Can't use --patch and --include-untracked or --all at the same time
Is there a way to do this?
Upvotes: 6
Views: 859
Reputation: 23792
As mentioned, git add -p
is definitely the way to go for the original problem.
Regarding the secondary problem, though:
Can't use --patch and --include-untracked or --all at the same time
In my case, I wanted to include some untracked files, but also use --patch to pick some tracked stuff to stash. Let's call the combination of these "diff A". What I did was do the inverse set first: stash away the code that didn't belong to diff A, and that cleared the way to use git add the_untracked_file
and then git stash push
to get both tracked and untracked stuff into one stash.
Upvotes: 1
Reputation: 98459
This is a textbook use case for git add -p
.
Do the following:
git reset HEAD~
. This will "undo" the commit without losing its changes. They will be in the working tree, unstaged.git add -p
(and add the changes you want in this "phase").
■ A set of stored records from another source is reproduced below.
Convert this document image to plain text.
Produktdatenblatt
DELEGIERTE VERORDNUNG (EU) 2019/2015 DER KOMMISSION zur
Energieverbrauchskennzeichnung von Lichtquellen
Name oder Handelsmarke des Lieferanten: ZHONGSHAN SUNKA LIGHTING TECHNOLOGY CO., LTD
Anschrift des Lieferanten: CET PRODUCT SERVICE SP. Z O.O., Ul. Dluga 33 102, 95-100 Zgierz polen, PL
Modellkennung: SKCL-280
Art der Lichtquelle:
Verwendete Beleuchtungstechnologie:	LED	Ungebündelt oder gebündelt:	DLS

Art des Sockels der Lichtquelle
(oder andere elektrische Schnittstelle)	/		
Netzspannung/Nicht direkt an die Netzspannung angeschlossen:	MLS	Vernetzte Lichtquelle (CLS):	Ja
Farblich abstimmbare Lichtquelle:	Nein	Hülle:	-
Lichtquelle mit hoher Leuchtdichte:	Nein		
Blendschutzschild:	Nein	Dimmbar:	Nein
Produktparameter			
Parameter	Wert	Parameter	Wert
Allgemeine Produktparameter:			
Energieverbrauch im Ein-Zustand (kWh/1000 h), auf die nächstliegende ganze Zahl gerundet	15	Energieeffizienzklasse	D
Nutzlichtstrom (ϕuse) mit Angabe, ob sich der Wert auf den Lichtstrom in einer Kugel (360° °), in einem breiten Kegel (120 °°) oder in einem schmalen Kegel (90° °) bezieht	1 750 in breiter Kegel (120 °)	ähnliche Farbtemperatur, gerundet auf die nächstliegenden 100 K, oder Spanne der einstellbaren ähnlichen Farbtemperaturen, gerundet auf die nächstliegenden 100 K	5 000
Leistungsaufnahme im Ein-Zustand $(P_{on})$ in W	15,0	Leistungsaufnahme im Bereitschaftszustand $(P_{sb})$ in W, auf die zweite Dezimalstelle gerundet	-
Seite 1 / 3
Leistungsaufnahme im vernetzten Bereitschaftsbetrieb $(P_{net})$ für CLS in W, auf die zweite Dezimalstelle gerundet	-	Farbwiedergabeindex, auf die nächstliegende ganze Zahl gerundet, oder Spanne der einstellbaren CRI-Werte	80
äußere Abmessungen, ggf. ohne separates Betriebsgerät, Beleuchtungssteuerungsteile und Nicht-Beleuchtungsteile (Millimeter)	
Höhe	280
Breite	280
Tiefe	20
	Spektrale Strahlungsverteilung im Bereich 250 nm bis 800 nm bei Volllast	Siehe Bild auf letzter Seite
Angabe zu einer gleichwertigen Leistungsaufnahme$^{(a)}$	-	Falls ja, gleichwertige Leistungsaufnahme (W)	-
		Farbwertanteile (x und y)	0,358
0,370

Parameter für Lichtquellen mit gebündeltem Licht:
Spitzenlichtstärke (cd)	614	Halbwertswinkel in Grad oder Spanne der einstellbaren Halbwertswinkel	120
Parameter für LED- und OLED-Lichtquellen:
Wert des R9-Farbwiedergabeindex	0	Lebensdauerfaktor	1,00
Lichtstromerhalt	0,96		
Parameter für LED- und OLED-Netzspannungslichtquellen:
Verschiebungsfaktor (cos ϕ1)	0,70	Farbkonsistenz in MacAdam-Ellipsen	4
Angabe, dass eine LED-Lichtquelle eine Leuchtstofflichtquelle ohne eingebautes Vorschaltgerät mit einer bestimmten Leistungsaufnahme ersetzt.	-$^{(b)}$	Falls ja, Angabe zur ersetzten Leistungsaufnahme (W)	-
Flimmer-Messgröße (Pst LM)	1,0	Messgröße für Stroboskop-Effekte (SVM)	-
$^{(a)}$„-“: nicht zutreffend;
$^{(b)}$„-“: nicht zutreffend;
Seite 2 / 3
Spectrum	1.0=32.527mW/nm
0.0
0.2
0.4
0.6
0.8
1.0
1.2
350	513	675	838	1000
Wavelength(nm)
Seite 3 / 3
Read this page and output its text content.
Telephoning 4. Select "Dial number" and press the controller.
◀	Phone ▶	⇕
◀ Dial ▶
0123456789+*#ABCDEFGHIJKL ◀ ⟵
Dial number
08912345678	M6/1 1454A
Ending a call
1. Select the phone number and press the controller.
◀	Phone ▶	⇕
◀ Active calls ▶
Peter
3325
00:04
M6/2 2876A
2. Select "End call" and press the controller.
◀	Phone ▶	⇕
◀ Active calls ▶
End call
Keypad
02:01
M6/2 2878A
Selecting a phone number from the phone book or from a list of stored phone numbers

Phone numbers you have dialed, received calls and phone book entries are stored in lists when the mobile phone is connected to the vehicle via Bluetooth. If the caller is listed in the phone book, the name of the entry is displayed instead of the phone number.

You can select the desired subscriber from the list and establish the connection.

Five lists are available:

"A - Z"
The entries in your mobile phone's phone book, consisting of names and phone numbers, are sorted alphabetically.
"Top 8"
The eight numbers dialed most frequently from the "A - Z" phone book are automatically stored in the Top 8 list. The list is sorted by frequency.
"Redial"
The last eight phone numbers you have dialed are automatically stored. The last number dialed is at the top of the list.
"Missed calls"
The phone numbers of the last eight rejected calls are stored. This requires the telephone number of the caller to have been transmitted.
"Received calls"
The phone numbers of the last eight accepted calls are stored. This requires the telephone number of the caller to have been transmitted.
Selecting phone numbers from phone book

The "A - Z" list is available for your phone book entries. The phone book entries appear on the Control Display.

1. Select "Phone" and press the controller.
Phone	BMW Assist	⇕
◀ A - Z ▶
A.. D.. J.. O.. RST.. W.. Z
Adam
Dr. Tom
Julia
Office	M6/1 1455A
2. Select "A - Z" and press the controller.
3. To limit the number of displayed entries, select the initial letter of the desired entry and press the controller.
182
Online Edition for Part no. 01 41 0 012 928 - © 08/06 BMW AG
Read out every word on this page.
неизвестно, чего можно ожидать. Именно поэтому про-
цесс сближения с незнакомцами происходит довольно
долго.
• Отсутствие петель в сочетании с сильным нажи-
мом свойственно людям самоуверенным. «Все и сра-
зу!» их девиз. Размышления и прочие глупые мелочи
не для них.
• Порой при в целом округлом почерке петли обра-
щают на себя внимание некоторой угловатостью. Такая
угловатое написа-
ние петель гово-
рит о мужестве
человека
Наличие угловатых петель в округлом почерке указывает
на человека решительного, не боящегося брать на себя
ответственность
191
You'll need to git add
any files which were added in the original commit, when you come to the patch you want them to be part of.git diff --staged
to see what you're about to commit and/or git diff
to see what you're not about to commit.git commit
This will give you five separate commits. You may alternatively use git add -i
instead of git add -p
. This use case is not an intended one for git stash
.
The way this works is by making use of Git's "staging area" (also called "the index"). You have a mess of changes in your working copy. You use git add
to "stage" the changes. Then git commit
(WITHOUT the -a
flag) will only commit the staged changes.